A bit of academic esotericism without much bearing on waiting lists in the real world? Think again. The second half of Smethurst and Williams' opening sentence continues: '. . . and so are likely to be an essential symptom of an efficient healthcare service'.
Elsewhere in the piece they repeat it: 'A paradoxical feature of waiting lists that conform to a power law is that they represent the most efficient configuration for that organisation. '
So do NHS waiting lists 'conform to a power law'?
The lists studied by the Nottingham chaps - those of four dermatologists recorded over a period of six years - apparently do.
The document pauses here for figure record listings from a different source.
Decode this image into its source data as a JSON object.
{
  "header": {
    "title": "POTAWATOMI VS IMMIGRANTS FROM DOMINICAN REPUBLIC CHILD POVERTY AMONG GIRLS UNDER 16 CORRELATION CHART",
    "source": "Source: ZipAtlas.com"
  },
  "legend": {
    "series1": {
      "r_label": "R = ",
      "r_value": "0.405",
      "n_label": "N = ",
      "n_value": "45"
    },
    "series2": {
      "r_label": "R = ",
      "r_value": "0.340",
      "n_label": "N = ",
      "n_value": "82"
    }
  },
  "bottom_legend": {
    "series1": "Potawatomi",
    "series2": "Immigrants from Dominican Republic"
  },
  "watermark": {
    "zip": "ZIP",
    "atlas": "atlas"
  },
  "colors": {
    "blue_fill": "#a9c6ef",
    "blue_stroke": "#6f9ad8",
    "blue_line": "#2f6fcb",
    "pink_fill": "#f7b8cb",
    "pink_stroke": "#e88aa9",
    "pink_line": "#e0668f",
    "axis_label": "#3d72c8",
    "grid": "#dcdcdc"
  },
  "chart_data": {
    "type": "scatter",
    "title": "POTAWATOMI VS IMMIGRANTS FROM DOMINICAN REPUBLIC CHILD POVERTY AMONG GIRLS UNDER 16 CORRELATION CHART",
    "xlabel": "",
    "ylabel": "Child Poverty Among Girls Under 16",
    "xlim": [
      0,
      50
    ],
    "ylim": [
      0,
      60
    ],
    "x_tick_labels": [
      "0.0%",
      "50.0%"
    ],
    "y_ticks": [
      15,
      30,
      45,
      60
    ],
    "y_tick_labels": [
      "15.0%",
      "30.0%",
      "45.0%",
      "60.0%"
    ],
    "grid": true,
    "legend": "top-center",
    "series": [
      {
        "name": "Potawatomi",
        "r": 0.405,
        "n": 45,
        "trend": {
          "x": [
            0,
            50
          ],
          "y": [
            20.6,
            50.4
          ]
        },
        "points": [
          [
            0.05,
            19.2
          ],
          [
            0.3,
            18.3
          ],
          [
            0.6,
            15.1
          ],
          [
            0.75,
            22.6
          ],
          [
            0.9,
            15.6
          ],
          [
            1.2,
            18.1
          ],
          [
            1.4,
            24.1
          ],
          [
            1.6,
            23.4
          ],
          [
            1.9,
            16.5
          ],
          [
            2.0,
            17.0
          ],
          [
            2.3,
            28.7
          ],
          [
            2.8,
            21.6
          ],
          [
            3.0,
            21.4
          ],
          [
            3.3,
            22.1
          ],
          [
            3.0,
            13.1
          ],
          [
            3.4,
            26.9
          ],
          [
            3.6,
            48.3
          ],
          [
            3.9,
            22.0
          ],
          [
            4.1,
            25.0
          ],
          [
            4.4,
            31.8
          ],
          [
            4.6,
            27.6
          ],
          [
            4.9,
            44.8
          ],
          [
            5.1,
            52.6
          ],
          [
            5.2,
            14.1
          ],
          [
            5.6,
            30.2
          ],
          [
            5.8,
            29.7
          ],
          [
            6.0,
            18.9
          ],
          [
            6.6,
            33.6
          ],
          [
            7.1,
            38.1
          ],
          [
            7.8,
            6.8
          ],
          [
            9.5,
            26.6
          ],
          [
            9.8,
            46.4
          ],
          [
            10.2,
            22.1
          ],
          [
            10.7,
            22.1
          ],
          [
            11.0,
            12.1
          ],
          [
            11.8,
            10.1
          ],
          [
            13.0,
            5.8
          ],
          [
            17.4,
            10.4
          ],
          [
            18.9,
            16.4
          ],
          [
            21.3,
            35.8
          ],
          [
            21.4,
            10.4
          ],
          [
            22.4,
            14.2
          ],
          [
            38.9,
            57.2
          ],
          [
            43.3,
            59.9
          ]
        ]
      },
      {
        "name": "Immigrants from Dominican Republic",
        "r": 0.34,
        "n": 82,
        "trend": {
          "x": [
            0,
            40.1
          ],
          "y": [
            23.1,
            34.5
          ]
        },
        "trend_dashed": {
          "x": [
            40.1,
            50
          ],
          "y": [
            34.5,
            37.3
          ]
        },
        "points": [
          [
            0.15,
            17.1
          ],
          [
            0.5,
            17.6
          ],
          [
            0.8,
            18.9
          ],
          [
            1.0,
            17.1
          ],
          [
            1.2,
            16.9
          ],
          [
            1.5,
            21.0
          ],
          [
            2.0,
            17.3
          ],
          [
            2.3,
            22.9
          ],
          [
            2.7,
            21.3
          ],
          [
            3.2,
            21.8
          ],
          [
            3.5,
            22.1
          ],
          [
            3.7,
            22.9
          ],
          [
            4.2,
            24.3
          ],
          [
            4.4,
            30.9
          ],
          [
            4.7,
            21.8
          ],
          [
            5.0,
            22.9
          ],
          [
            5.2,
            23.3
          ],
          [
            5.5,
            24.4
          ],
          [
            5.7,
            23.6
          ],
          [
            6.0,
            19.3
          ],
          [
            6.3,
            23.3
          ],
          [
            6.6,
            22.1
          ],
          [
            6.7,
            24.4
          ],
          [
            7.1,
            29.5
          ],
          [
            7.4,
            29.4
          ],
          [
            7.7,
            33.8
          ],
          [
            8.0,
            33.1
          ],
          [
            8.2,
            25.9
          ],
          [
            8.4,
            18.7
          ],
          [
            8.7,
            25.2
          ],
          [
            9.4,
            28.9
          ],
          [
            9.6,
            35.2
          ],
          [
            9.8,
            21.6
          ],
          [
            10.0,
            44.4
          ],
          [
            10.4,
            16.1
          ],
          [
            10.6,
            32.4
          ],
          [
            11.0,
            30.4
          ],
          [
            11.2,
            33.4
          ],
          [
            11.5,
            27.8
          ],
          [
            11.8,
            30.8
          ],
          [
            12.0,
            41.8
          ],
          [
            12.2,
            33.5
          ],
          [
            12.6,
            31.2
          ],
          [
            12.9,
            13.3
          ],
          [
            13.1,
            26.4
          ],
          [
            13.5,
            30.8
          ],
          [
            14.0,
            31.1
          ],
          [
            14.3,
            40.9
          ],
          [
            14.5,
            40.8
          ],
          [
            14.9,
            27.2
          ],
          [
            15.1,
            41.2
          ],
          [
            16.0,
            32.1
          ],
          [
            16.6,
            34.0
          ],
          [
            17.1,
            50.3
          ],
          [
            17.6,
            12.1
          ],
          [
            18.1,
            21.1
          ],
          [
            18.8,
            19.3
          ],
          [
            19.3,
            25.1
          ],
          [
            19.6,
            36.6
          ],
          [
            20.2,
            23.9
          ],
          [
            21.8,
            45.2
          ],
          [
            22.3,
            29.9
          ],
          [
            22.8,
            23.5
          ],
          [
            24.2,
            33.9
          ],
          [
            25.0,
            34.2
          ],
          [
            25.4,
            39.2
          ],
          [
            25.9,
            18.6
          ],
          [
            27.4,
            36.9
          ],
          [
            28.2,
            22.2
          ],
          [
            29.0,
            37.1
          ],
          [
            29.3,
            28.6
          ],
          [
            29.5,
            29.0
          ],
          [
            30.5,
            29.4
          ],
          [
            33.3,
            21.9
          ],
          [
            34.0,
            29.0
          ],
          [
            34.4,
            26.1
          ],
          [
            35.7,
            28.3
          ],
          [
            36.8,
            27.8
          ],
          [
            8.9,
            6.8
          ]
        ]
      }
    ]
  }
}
Rejoice! Efficiency has been achieved.
Space prevents me delving more deeply into the intricacies of power laws and exactly why NHS lists seem to obey them. So let's stick to the two main conclusions: lists self-regulate to buffer against differing levels of demand, thereby creating bottomless pits that absorb all resources made available; and instead of judging a health system by the length of its lists we should be measuring the overall quality of care provided. Curiously, I suspect that even managers who can't lay claim to a GCSE in maths would say much the same.